One thing you can say, they’ve taken the jibes about the look of the thing to heart. The series gets off to a bang when the ship given to Avon and friends explodes in an impressive fireworks show, bettered immediately by one at the underground base. In Kevin Jon Davies’ documentary we see Mat Irvine saying the design of the Liberator made it hard to fly (for him, that is, not Jenna) and the new ship looks less interesting but zips along beautifully. Some of the most watchable sequences of this story are model shots, and there is something really beautiful about the craft and dedication that went into them.

The new computer, Slave, also looks good, and the new flight deck… I could get used to it. Let’s just say it’s a very 1981 approach to the concept. Perhaps they’ll redesign Orac while they’re at it. Pop him in an android, maybe?

Dorian and Soolin’s house looks fairly solid but it’s awfully boring. The spiral staircase into the monster’s cave, however, I did like – simple, nicely shot, fantastic sound. It makes perfect sense for the dull suburban grind to be going on upstairs, and the man to have a monstrous secret down in his dungeon, particularly a man who wears as much hair gel and foundation as Dorian does.

Sense is made a little less perfectly in the episode as a whole. To be frank, I’m not sure what happened. Dorian’s two hundred, lives with a gunslinger, pretends to be a galactic rag and bone man, wants the B7 crew because they care about each other – and that’s an odd reputation they’ve got, considering – because there’s a vampiric force in his cellar which purifies him…

On top of this, the Sea Devils are involved somewhere along the line. I suppose it makes sense if they live underground. Perhaps seconds after Vila’s quip about staying off the drink, three pterodactyls and a stegosaurus come lurching out of the dark too.

And what has happened to Dayna? Within five minutes, she’s twisted her ankle and has to be rescued by Avon. She falls down a cliff and has to be rescued by Dorian. Later, she throws her gun ineffectually at a Sea Devil and has to be rescued (and cuddled) by Avon. Is Ben Steed the new script editor? Dayna’s a warrior and technician. She’s the coolest cucumber in B7 – or was.

Much as the sentence may look odd in the context of B7, this episode is a case of style over substance. Boucher’s written some amazing episodes based on a series of reversals, and the mirror-monster-vampire-thing is reminiscent of his Face of Evil. But this story goes out of its way to trip up the viewer so many times it pulls a hamstring and stumbles about for the second half looking ridiculous.

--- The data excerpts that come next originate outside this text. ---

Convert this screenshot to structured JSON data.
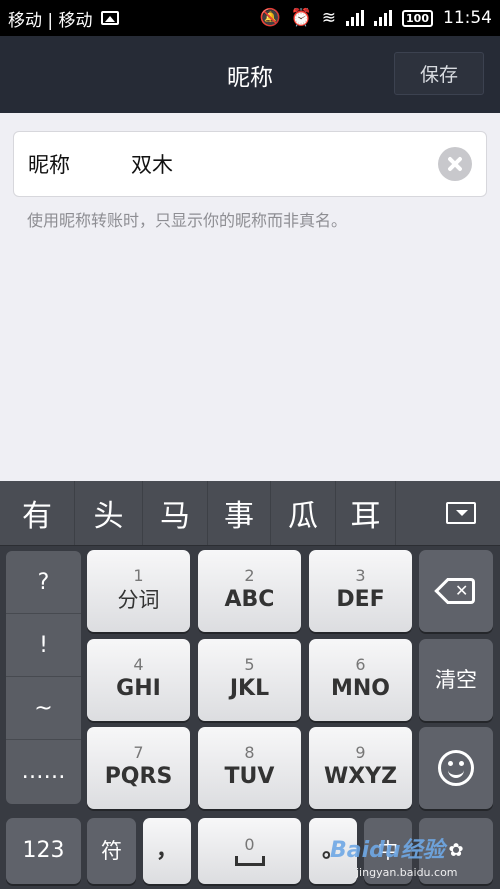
{
  "status_bar": {
    "carrier": "移动 | 移动",
    "battery": "100",
    "time": "11:54"
  },
  "header": {
    "title": "昵称",
    "save_label": "保存"
  },
  "form": {
    "label": "昵称",
    "value": "双木",
    "hint": "使用昵称转账时，只显示你的昵称而非真名。"
  },
  "keyboard": {
    "candidates": [
      "有",
      "头",
      "马",
      "事",
      "瓜",
      "耳"
    ],
    "symbols": [
      "?",
      "!",
      "~",
      "……"
    ],
    "keys": [
      {
        "num": "1",
        "label": "分词"
      },
      {
        "num": "2",
        "label": "ABC"
      },
      {
        "num": "3",
        "label": "DEF"
      },
      {
        "num": "4",
        "label": "GHI"
      },
      {
        "num": "5",
        "label": "JKL"
      },
      {
        "num": "6",
        "label": "MNO"
      },
      {
        "num": "7",
        "label": "PQRS"
      },
      {
        "num": "8",
        "label": "TUV"
      },
      {
        "num": "9",
        "label": "WXYZ"
      }
    ],
    "clear_label": "清空",
    "num_mode_label": "123",
    "symbol_label": "符",
    "comma_label": "，",
    "space_num": "0",
    "lang_label": "中"
  },
  "watermark": {
    "text": "Baidu经验",
    "url": "jingyan.baidu.com"
  },
  "icons": {
    "clear": "clear-circle-icon",
    "backspace": "backspace-icon",
    "emoji": "smile-icon",
    "collapse": "keyboard-collapse-icon"
  }
}
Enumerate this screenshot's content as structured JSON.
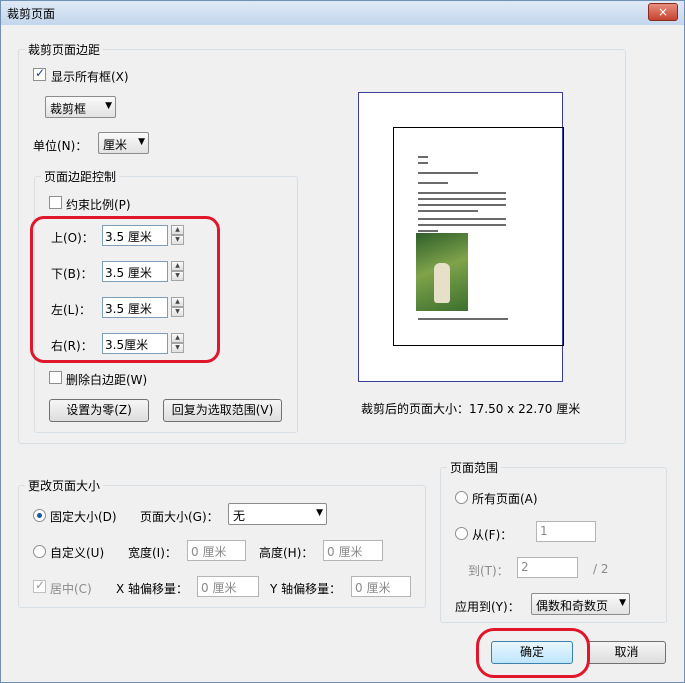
{
  "window": {
    "title": "裁剪页面",
    "close_icon": "×"
  },
  "margins_group": {
    "legend": "裁剪页面边距",
    "show_all_boxes": {
      "label": "显示所有框(X)",
      "checked": true
    },
    "box_select": {
      "value": "裁剪框"
    },
    "unit_label": "单位(N)：",
    "unit_select": {
      "value": "厘米"
    },
    "control_group": {
      "legend": "页面边距控制",
      "constrain": {
        "label": "约束比例(P)",
        "checked": false
      },
      "top": {
        "label": "上(O)：",
        "value": "3.5 厘米"
      },
      "bottom": {
        "label": "下(B)：",
        "value": "3.5 厘米"
      },
      "left": {
        "label": "左(L)：",
        "value": "3.5 厘米"
      },
      "right": {
        "label": "右(R)：",
        "value": "3.5厘米"
      },
      "remove_white": {
        "label": "删除白边距(W)",
        "checked": false
      },
      "set_zero_button": "设置为零(Z)",
      "restore_button": "回复为选取范围(V)"
    },
    "preview_size": "裁剪后的页面大小：17.50 x 22.70 厘米"
  },
  "page_size_group": {
    "legend": "更改页面大小",
    "fixed": {
      "label": "固定大小(D)",
      "selected": true
    },
    "page_size_label": "页面大小(G)：",
    "page_size_select": "无",
    "custom": {
      "label": "自定义(U)",
      "selected": false
    },
    "width_label": "宽度(I)：",
    "width_value": "0 厘米",
    "height_label": "高度(H)：",
    "height_value": "0 厘米",
    "center": {
      "label": "居中(C)",
      "checked": true,
      "disabled": true
    },
    "x_offset_label": "X 轴偏移量：",
    "x_offset_value": "0 厘米",
    "y_offset_label": "Y 轴偏移量：",
    "y_offset_value": "0 厘米"
  },
  "page_range_group": {
    "legend": "页面范围",
    "all_pages": {
      "label": "所有页面(A)",
      "selected": false
    },
    "from": {
      "label": "从(F)：",
      "selected": false,
      "value": "1"
    },
    "to": {
      "label": "到(T)：",
      "value": "2",
      "total": "/ 2"
    },
    "apply_label": "应用到(Y)：",
    "apply_select": "偶数和奇数页"
  },
  "ok_button": "确定",
  "cancel_button": "取消",
  "colors": {
    "highlight_red": "#e0162b",
    "accent_blue": "#3c7fb1"
  }
}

And how could they kill off Cally so perfunctorily? If that’s all we’re supposed to care about one of the main crew dying, how are we supposed to root for the remaining bunch…?


2 comments:

  1. I think Dayna was tough as long as she had a weapon to hide behind and it wasn't a monster with inhuman strength she was dealing with. In a way, she was also quite innocent and naive, due to her 'sheltered upbringing' (Soolin in 'Stardrive'). Maybe I am taking you too literally, but all that happens to her at the start of the episode is that she is taken by surprise by the Snake creature (She looks frozen with fear, but maybe she's walked in to the serpent's trap and can barely move because of that ☺) and does not know where to go or, being unarmed, does not know how to defend herself (She could not easily have fought it, after all).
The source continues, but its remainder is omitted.